7. An apparatus for ranking a plurality of active agents applied to cells of interest, the apparatus comprising:

an analysis circuitry configured to:

obtain a multi-marker OMICS analysis of a plurality of portions of treated cells, each of the portions of treated cells being treated with one or more of a plurality of active agents; and

a ranking circuitry configured to:

determine a rank for each of the plurality of active agents for one or more selected characteristics based on application of the multi-marker OMICS analysis to an expression model for the one or more selected characteristics, and

determine one or more adjusted formula of a mixture including one or more of the plurality of active agents based on the rank of each of the plurality of active agents.

8. The apparatus of claim 7, further comprising an OMICS sequencer configured to analyze cells to produce the multi-marker OMICS analysis, and wherein the OMICS sequencer includes an RNA sequencer and the multi-marker OMICS analysis includes multi-marker genetic analysis.

9. The apparatus of claim 8, wherein the analysis circuitry communicatively connects to the OMICS sequencer and wherein the analysis circuitry is further configured to, in response to reception of cells of interest at the OMICS sequencer, prompt the OMICS sequencer to analyze the cells of interest.

10. The apparatus of claim 7, further comprising a user interface communicatively connected to the analysis circuitry and wherein the analysis circuitry obtains the multi-marker OMICS analysis from the user interface.

11. The apparatus of claim 7, wherein the active agents include naturally derived peptides, wherein the cells of interest comprise skin cells, and wherein the one or more selected characteristics comprise skin barrier health.

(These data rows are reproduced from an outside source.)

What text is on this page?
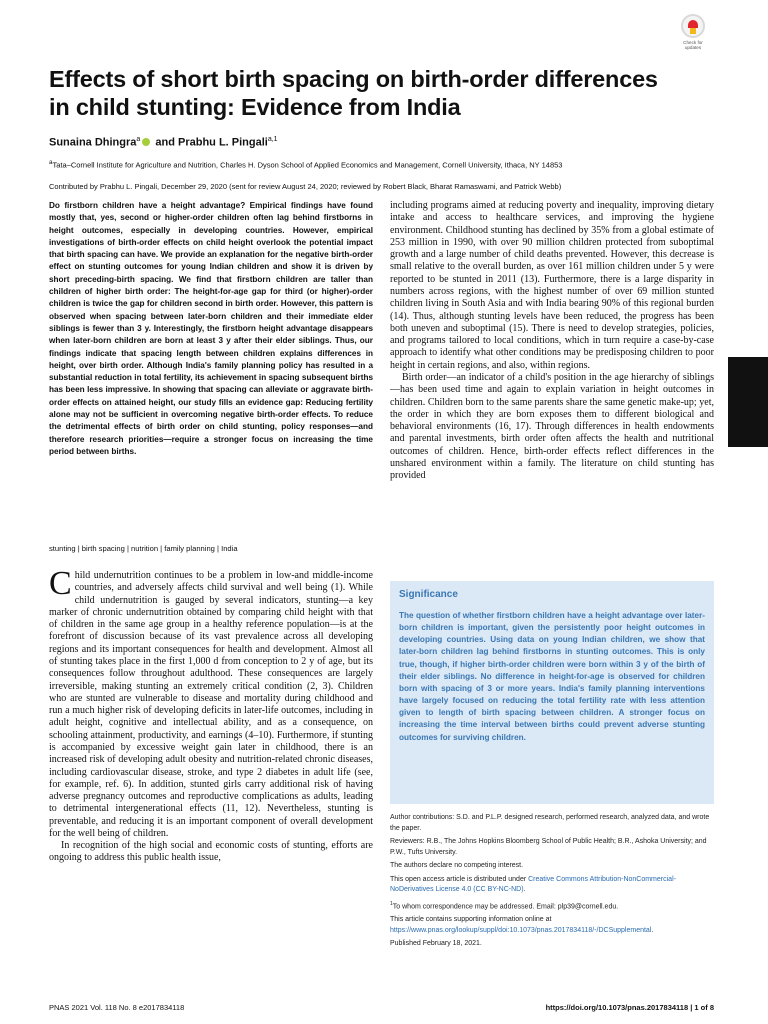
Check for updates
Effects of short birth spacing on birth-order differences in child stunting: Evidence from India
Sunaina Dhingra$^a$ and Prabhu L. Pingali$^{a,1}$
$^a$Tata–Cornell Institute for Agriculture and Nutrition, Charles H. Dyson School of Applied Economics and Management, Cornell University, Ithaca, NY 14853
Contributed by Prabhu L. Pingali, December 29, 2020 (sent for review August 24, 2020; reviewed by Robert Black, Bharat Ramaswami, and Patrick Webb)
Do firstborn children have a height advantage? Empirical findings have found mostly that, yes, second or higher-order children often lag behind firstborns in height outcomes, especially in developing countries. However, empirical investigations of birth-order effects on child height overlook the potential impact that birth spacing can have. We provide an explanation for the negative birth-order effect on stunting outcomes for young Indian children and show it is driven by short preceding-birth spacing. We find that firstborn children are taller than children of higher birth order: The height-for-age gap for third (or higher)-order children is twice the gap for children second in birth order. However, this pattern is observed when spacing between later-born children and their immediate elder siblings is fewer than 3 y. Interestingly, the firstborn height advantage disappears when later-born children are born at least 3 y after their elder siblings. Thus, our findings indicate that spacing length between children explains differences in height, over birth order. Although India's family planning policy has resulted in a substantial reduction in total fertility, its achievement in spacing subsequent births has been less impressive. In showing that spacing can alleviate or aggravate birth-order effects on attained height, our study fills an evidence gap: Reducing fertility alone may not be sufficient in overcoming negative birth-order effects. To reduce the detrimental effects of birth order on child stunting, policy responses—and therefore research priorities—require a stronger focus on increasing the time period between births.
stunting | birth spacing | nutrition | family planning | India

Child undernutrition continues to be a problem in low-and middle-income countries, and adversely affects child survival and well being (1). While child undernutrition is gauged by several indicators, stunting—a key marker of chronic undernutrition obtained by comparing child height with that of children in the same age group in a healthy reference population—is at the forefront of discussion because of its vast prevalence across all developing regions and its important consequences for health and development. Almost all of stunting takes place in the first 1,000 d from conception to 2 y of age, but its consequences follow throughout adulthood. These consequences are largely irreversible, making stunting an extremely critical condition (2, 3). Children who are stunted are vulnerable to disease and mortality during childhood and run a much higher risk of developing deficits in later-life outcomes, including in adult height, cognitive and intellectual ability, and as a consequence, on schooling attainment, productivity, and earnings (4–10). Furthermore, if stunting is accompanied by excessive weight gain later in childhood, there is an increased risk of developing adult obesity and nutrition-related chronic diseases, including cardiovascular disease, stroke, and type 2 diabetes in adult life (see, for example, ref. 6). In addition, stunted girls carry additional risk of having adverse pregnancy outcomes and reproductive complications as adults, leading to detrimental intergenerational effects (11, 12). Nevertheless, stunting is preventable, and reducing it is an important component of overall development for the well being of children.

In recognition of the high social and economic costs of stunting, efforts are ongoing to address this public health issue,

including programs aimed at reducing poverty and inequality, improving dietary intake and access to healthcare services, and improving the hygiene environment. Childhood stunting has declined by 35% from a global estimate of 253 million in 1990, with over 90 million children protected from suboptimal growth and a large number of child deaths prevented. However, this decrease is small relative to the overall burden, as over 161 million children under 5 y were reported to be stunted in 2011 (13). Furthermore, there is a large disparity in numbers across regions, with the highest number of over 69 million stunted children living in South Asia and with India bearing 90% of this regional burden (14). Thus, although stunting levels have been reduced, the progress has been both uneven and suboptimal (15). There is need to develop strategies, policies, and programs tailored to local conditions, which in turn require a case-by-case approach to identify what other conditions may be predisposing children to poor height in certain regions, and also, within regions.

Birth order—an indicator of a child's position in the age hierarchy of siblings—has been used time and again to explain variation in height outcomes in children. Children born to the same parents share the same genetic make-up; yet, the order in which they are born exposes them to different biological and behavioral environments (16, 17). Through differences in health endowments and parental investments, birth order often affects the health and nutritional outcomes of children. Hence, birth-order effects reflect differences in the unshared environment within a family. The literature on child stunting has provided

Significance
The question of whether firstborn children have a height advantage over later-born children is important, given the persistently poor height outcomes in developing countries. Using data on young Indian children, we show that later-born children lag behind firstborns in stunting outcomes. This is only true, though, if higher birth-order children were born within 3 y of the birth of their elder siblings. No difference in height-for-age is observed for children born with spacing of 3 or more years. India's family planning interventions have largely focused on reducing the total fertility rate with less attention given to length of birth spacing between children. A stronger focus on increasing the time interval between births could prevent adverse stunting outcomes for surviving children.

Author contributions: S.D. and P.L.P. designed research, performed research, analyzed data, and wrote the paper.

Reviewers: R.B., The Johns Hopkins Bloomberg School of Public Health; B.R., Ashoka University; and P.W., Tufts University.

The authors declare no competing interest.

This open access article is distributed under Creative Commons Attribution-NonCommercial-NoDerivatives License 4.0 (CC BY-NC-ND).

$^1$To whom correspondence may be addressed. Email: plp39@cornell.edu.

This article contains supporting information online at https://www.pnas.org/lookup/suppl/doi:10.1073/pnas.2017834118/-/DCSupplemental.

Published February 18, 2021.

PNAS 2021 Vol. 118 No. 8 e2017834118	https://doi.org/10.1073/pnas.2017834118 | 1 of 8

12. A computer program product for ranking a plurality of active agents applied to cells of interest, the computer program product comprising a non-transitory machine-readable storage medium storing software instructions that, when executed, cause an apparatus to:

obtain a multi-marker OMICS analysis of a plurality of portions of treated cells, each of the portions of treated cells being treated with one or more of a plurality of active agents; and

determine a rank for each of the plurality of active agents for one or more selected characteristics based on application of the multi-marker OMICS analysis to an expression model for the one or more selected characteristics.

13. The computer program product of claim 12, wherein the non-transitory machine-readable storage medium stores additional software instructions that, when executed, cause an apparatus to determine one or more adjusted formula of a mixture including one or more of the plurality of active agents based on the rank.

14. The computer program product of claim 13, wherein the mixture comprises a topical mixture applicable to skin and including one or more of the plurality of active agents and other materials.

15. The computer program product of claim 13, wherein multi-marker OMICS analysis comprises one or more of a heatmap, a cell by gene matrix, or cell type distribution.